The G.I. Bill allowed veterans to go to college.
Many Alabama blue collar and farm families saw the first members of their families attend college.
College degrees provided job opportunities and higher salaries, which moved thousands of Alabama families into the middle class.
G.I. Home Loans allowed veterans to purchase homes, many of them newly constructed FHA houses that required little or no down payment and had low interest mortgages. Home ownership moved thousands into the middle class.

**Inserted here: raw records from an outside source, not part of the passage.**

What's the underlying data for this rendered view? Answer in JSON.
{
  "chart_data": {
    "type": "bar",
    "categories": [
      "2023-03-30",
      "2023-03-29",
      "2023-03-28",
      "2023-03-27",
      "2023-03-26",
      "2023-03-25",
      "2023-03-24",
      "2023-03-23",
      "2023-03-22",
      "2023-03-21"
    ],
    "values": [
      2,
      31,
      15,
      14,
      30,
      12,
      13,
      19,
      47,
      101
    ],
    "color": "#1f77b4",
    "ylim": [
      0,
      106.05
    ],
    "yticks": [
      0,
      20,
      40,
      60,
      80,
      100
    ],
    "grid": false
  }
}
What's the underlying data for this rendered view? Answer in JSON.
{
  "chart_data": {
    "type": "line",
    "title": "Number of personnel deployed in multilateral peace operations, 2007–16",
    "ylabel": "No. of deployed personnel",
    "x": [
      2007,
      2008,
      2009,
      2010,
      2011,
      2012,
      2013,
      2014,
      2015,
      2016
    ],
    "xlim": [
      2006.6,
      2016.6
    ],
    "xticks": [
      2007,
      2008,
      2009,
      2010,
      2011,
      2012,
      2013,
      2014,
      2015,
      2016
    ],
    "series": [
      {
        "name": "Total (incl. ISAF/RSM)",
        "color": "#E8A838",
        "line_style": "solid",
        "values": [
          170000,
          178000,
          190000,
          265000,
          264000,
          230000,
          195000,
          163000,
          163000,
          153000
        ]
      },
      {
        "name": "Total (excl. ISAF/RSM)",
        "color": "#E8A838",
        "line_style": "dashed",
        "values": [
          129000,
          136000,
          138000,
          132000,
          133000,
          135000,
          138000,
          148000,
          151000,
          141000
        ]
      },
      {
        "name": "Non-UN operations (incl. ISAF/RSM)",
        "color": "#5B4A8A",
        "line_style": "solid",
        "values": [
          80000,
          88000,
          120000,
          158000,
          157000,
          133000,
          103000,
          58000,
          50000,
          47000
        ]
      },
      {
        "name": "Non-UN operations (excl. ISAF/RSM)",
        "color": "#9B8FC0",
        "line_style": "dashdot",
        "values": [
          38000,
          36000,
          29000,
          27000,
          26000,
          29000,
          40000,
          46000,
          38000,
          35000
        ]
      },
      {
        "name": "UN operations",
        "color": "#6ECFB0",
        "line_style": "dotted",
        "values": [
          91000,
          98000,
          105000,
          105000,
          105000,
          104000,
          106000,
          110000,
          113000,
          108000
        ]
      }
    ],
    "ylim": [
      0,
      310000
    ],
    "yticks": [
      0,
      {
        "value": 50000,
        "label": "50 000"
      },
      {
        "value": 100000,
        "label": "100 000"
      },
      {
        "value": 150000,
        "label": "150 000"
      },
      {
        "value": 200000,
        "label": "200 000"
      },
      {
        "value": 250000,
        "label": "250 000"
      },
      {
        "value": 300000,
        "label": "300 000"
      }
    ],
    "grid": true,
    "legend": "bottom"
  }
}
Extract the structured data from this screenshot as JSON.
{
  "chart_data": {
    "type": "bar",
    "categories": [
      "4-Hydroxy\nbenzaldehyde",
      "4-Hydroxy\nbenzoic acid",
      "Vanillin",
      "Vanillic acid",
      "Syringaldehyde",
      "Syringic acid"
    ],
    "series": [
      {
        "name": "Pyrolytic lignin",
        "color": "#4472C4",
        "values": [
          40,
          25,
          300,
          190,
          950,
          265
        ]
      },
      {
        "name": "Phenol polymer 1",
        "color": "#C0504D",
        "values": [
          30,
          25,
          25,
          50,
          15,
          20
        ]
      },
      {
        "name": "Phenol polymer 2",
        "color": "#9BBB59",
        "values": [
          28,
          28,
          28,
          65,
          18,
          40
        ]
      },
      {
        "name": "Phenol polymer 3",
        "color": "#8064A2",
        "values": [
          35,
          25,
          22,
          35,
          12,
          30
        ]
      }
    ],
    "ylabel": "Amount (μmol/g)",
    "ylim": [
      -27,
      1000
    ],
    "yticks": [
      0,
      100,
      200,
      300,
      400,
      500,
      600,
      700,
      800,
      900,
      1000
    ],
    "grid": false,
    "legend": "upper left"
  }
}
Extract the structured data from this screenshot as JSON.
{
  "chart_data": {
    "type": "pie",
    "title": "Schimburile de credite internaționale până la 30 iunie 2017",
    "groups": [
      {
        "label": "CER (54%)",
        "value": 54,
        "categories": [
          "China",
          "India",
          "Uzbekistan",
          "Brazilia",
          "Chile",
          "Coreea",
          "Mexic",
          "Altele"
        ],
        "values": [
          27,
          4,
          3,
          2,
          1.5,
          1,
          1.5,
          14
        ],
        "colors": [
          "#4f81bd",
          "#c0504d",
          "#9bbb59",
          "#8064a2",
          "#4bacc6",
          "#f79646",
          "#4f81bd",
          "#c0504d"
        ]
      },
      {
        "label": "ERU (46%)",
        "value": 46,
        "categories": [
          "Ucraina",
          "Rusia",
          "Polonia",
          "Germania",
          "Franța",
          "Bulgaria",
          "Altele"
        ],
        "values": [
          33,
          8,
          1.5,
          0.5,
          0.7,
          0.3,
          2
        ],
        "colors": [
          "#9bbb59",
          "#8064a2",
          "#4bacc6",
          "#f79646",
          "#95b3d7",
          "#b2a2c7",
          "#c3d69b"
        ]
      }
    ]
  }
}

The war created new opportunities for women and African Americans. Although there were racial tensions in the workplace during the war, most were adjudicated and widespread racial violence avoided. However, African-American veterans who returned from the war were not willing to return to the old ways of Jim Crow and segregation. As more blacks received college educations, purchased homes, traveled outside Alabama, went to graduate schools at northern or western universities (because their majors were not available at Alabama's black colleges and they were not allowed to enroll in the state's white universities), pressure for change began to build. Alabama increased its black middle class as more African Americans became teachers, education and medical doctors, dentists, and lawyers. World War II laid the foundation for the Civil Rights Movement, which began ten years after the war was over.